A minha avó contava-me que na véspera, quando já todos dormiam, metia dentro dos sapatos de cada uma das crianças um rebuçado, e que na manhã de Natal aquilo era de uma felicidade levada a extremos. Que faziam daquilo história para o ano todo, que depois daquela manhã eram todos mais felizes. Foi este o Natal que ela me passou, mesmo que eu o achasse fraco porque já tinha um Game Boy e carros telecomandados; mas apreciava o verdadeiro sentido das coisas, o gesto que enchia corações e os tornava felizes com tanto no meio de tão pouco.
Mais tarde ela mostrou-me que a noite de Natal era uma mesa cheia, de pessoas e comida, de gargalhadas. Era o dia que a família se juntava toda em casa deles, dos avós.
Os pequenos numa mesa diferente da dos adultos, porque era nestas dias que nos davam “mais largas” e à meia-noite em ponto se abriam os presentes. Apagavam as luzes, e só com as da árvore, aparecia um dos adultos vestidos de Pai Natal. E foi a partir dos oito anos que deixei de olhar para a chaminé na cozinha, por cada vez que o via entrar pela porta da rua; sempre achei estranha aquela logística mal feita.
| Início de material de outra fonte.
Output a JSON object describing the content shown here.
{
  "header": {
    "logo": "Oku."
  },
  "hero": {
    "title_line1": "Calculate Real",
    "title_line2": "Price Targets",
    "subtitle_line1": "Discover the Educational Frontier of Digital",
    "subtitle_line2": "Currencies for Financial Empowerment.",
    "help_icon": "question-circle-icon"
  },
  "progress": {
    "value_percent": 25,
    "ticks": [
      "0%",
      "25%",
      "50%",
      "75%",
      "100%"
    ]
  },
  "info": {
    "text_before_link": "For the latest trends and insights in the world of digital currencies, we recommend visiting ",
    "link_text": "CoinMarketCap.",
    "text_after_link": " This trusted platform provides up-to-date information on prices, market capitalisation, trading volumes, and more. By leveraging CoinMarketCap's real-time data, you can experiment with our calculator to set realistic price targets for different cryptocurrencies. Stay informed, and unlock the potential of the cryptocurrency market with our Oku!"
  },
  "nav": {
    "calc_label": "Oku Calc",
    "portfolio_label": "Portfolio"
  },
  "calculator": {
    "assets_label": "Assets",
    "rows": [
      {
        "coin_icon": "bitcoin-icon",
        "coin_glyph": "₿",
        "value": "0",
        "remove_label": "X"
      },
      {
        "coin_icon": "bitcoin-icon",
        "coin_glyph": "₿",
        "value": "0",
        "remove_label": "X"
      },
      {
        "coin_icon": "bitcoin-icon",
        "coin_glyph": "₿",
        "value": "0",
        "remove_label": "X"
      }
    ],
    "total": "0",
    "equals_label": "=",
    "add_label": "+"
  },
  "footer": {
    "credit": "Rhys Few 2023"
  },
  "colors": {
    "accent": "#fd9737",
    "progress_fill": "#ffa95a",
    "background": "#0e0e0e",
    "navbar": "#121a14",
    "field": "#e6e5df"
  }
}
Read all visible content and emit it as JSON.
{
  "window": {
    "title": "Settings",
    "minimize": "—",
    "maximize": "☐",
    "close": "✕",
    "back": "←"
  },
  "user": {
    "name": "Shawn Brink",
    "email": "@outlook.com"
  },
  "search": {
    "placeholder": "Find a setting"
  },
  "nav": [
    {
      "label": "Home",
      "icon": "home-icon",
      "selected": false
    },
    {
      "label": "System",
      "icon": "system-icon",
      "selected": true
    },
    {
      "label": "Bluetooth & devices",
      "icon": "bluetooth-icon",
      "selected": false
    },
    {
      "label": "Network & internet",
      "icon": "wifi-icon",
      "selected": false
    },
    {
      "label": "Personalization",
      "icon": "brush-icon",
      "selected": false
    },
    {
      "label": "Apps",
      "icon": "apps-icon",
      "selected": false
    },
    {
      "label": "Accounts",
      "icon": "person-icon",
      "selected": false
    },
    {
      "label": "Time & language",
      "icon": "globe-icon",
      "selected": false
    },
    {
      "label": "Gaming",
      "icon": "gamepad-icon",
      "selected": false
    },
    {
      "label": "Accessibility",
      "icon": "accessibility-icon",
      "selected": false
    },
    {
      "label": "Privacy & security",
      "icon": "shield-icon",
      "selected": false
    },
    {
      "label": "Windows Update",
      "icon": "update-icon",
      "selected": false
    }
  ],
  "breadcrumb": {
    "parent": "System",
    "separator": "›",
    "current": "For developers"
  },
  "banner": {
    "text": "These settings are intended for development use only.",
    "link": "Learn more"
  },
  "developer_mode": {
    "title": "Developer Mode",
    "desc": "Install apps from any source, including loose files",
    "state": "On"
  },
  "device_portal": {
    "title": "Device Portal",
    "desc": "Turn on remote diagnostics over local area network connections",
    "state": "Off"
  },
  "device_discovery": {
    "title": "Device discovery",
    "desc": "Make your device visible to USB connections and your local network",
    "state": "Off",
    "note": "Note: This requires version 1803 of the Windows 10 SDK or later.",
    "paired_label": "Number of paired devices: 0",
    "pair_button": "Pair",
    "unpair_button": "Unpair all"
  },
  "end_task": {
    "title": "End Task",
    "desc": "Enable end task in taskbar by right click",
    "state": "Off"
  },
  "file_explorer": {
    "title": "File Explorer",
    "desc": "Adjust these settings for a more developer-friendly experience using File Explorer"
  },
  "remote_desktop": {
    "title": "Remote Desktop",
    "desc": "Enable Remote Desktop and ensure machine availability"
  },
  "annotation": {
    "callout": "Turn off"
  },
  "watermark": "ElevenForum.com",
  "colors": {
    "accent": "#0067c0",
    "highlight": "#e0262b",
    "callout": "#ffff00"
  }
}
Eram dias felizes, a gelatina da minha tia era um brilho nos olhos de cada um e costumávamos terminar os serões com uma “cartada”. E eu gostava verdadeiramente deste Natal que me criava ansiedade na véspera e saudade na partida.
Mas o Natal já não é o que era, o tempo tem a facilidade de levar com ele as pessoas que o faziam verdadeiramente genuíno e especial, que lhe acrescentavam felicidade. Porque acredito que não foi o Pai Natal que fez os melhores Natais de sempre, eram os nossos avós, os mais adultos, que lhes davam aquele cheiro único a filhoses; eram aqueles que nunca se cruzaram com um shopping na vida.
Hoje não gosto do Natal, da correria, da preocupação, do enredo à volta de um presente, da ostentação, de quem vai dar ou receber o melhor, da pressa levada às lojas, do consumismo louco e sem regras. Da forma crucial com que se passa isto para os mais novos e nem se dá conta. Não gosto das luzes, não consigo perceber onde reside a piada num jogo de luzes pela cidade inteira, por mais bonecos que possam ter, se isso acarreta custos maiores que os que se podem.
O cheiro já não é aquele, e ninguém me engana porque eu conheço o cheiro do Natal quando era a sério. Nem as sobremesas são as mesmas. As prendas já não têm horário para serem abertas, têm é que existir — e se forem mais, melhor. Até já se perdeu a piada de se receber aquele par de meias num embrulho maior que elas.
Para juntar a família assim, podemos fazer um Natal todos os dias, porque o dia já não se distingue da mesma forma. A época mudou mais que o gelo nos glaciares e até o Sozinho em Casa cresceu. As renas já não estacionam o trenó nos imaginários dos mais inocentes e o Pai Natal quase que já chega num Bugatti Chiron
Os enfeites são mais que a solidariedade, a união é muito inferior às filas nas lojas e as famílias unidas são jantares de grupo em massa e quantidades industriais, onde os bifinhos com cogumelos superam em larga escala o bacalhau e o perú.
Já nada é como era antes. Não gosto mesmo deste Natal, onde a tradição perdeu para a vulgaridade. E a não ser que me sente a uma mesa com o Baltasar, o Melchior e o Gaspar… onde mandemos vir panados, comamos da mirra, coloquemos incenso para que não cheire ao frito das filhoses, e no fim de tudo possamos distribuir ouro pelos mais pobres; dificilmente voltarei a gostar do Natal — pelo menos da mesma forma que a minha avó mo mostrou.